After we concluded our business, we took tea in the restaurant and went to accessorise in the market place. The genius of IKEA is the canny strategy of pricing so much so low as to seduce shoppers into buying things they don’t know they want and probably don’t need. Naturally, we complied like proverbial sheep. Two trolley loads later, we sauntered towards the tills. There waiting was a trolley train assembled on our behalf by half a dozen co-workers (as IKEA likes to call its shop assistants), all arranged by our efficient personal shopper. The same brigade of eager workers then packed our market place goodies and wheeled the whole lot to the home delivery desk. I was staggered. What an experience: inconceivable back home where IKEA has taken self-service to an entirely new level of indifference.

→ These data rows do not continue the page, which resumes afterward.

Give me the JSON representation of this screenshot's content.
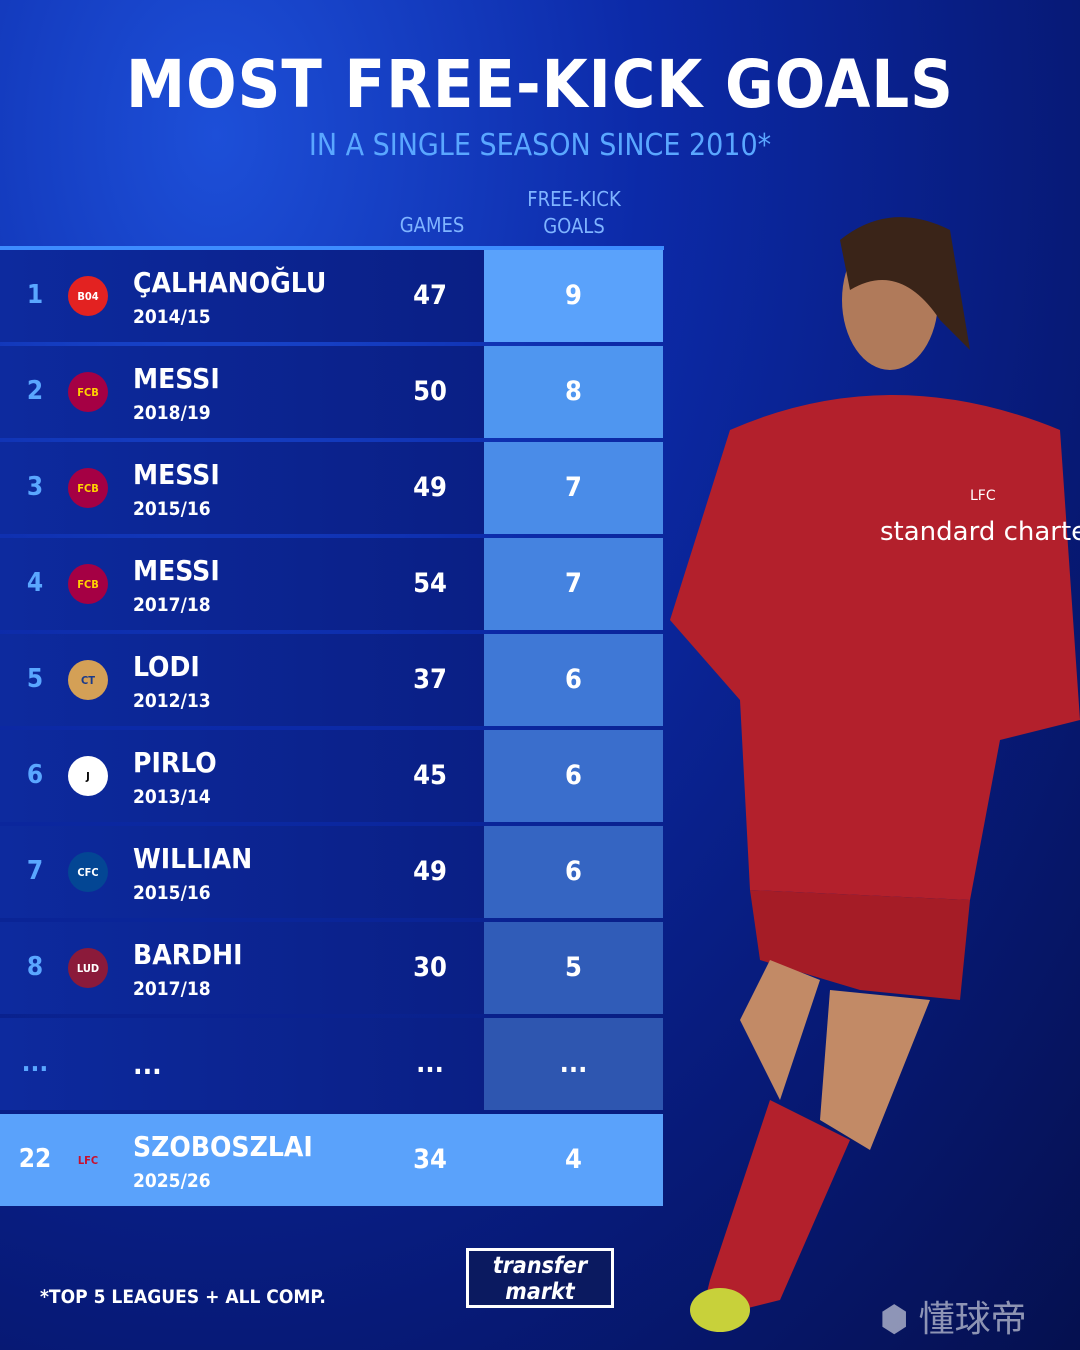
{
  "title": "MOST FREE-KICK GOALS",
  "subtitle": "IN A SINGLE SEASON SINCE 2010*",
  "columns": {
    "games": "GAMES",
    "goals": "FREE-KICK GOALS"
  },
  "footnote": "*TOP 5 LEAGUES + ALL COMP.",
  "brand": {
    "line1": "transfer",
    "line2": "markt"
  },
  "watermark": "懂球帝",
  "player_shirt": {
    "sponsor": "standard chartered",
    "club": "LFC"
  },
  "colors": {
    "accent": "#5aa7ff",
    "highlight": "#5aa2fb",
    "background": "#0a1f85"
  },
  "chart_data": {
    "type": "table",
    "title": "MOST FREE-KICK GOALS",
    "subtitle": "IN A SINGLE SEASON SINCE 2010*",
    "headers": [
      "",
      "",
      "",
      "GAMES",
      "FREE-KICK GOALS"
    ],
    "rows": [
      {
        "rank": "1",
        "club_icon": "bayer-leverkusen-crest",
        "player": "ÇALHANOĞLU",
        "season": "2014/15",
        "games": "47",
        "goals": "9"
      },
      {
        "rank": "2",
        "club_icon": "fc-barcelona-crest",
        "player": "MESSI",
        "season": "2018/19",
        "games": "50",
        "goals": "8"
      },
      {
        "rank": "3",
        "club_icon": "fc-barcelona-crest",
        "player": "MESSI",
        "season": "2015/16",
        "games": "49",
        "goals": "7"
      },
      {
        "rank": "4",
        "club_icon": "fc-barcelona-crest",
        "player": "MESSI",
        "season": "2017/18",
        "games": "54",
        "goals": "7"
      },
      {
        "rank": "5",
        "club_icon": "catania-crest",
        "player": "LODI",
        "season": "2012/13",
        "games": "37",
        "goals": "6"
      },
      {
        "rank": "6",
        "club_icon": "juventus-crest",
        "player": "PIRLO",
        "season": "2013/14",
        "games": "45",
        "goals": "6"
      },
      {
        "rank": "7",
        "club_icon": "chelsea-crest",
        "player": "WILLIAN",
        "season": "2015/16",
        "games": "49",
        "goals": "6"
      },
      {
        "rank": "8",
        "club_icon": "levante-crest",
        "player": "BARDHI",
        "season": "2017/18",
        "games": "30",
        "goals": "5"
      },
      {
        "rank": "...",
        "club_icon": "",
        "player": "...",
        "season": "",
        "games": "...",
        "goals": "..."
      },
      {
        "rank": "22",
        "club_icon": "liverpool-crest",
        "player": "SZOBOSZLAI",
        "season": "2025/26",
        "games": "34",
        "goals": "4",
        "highlighted": true
      }
    ]
  }
}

Darkness had fallen by the time we left the store, and we were in urgent need of somewhere to bed down for the night. The thought of driving through the bustling city centre during the rush hour terrified us, and so we headed out towards the airport. I thought it reasonable to assume that the international airport of Turkey’s third city would be ringed by hotels. Not a bit of it. The entire vicinity is devoid of inns. As time had marched on and we had grown weary, I suggested a diversion to nearby Selçuk, a small town south of the airport. I had a vague recollection of a decent hotel from a previous visit. We were decidedly relieved to learn that my powers of recall were still in reasonable working order and that the hotel was open for business so late in the season. The Kalehan Hotel is found on the main road into town nestling beneath the citadel. It is a bit of a treasure crammed with gorgeous Ottoman-style antiques and bric-a-brac. Though a little tatty around the edges, it was, nevertheless, a clean, reasonably priced and comfortable place to stay. The breakfast, though, was inedible.

DFS on LSD

We’ve acquired a ludicrously large house with little to fill it with. Local stores are either indescribably awful (think DFS on LSD) or outrageously expensive (or both), so we settled on IKEA, the store of choice for the middle class poor everywhere. It is comforting to know that the IKEA formula, like McDonald’s, is so dependably familiar whether in Bournemouth or Beijing. However, the idea of an eight hour round trip to the nearest store in Izmir fills us with dread, but loins girded, we have stoically resolved to go forth in search of flat pack paradise.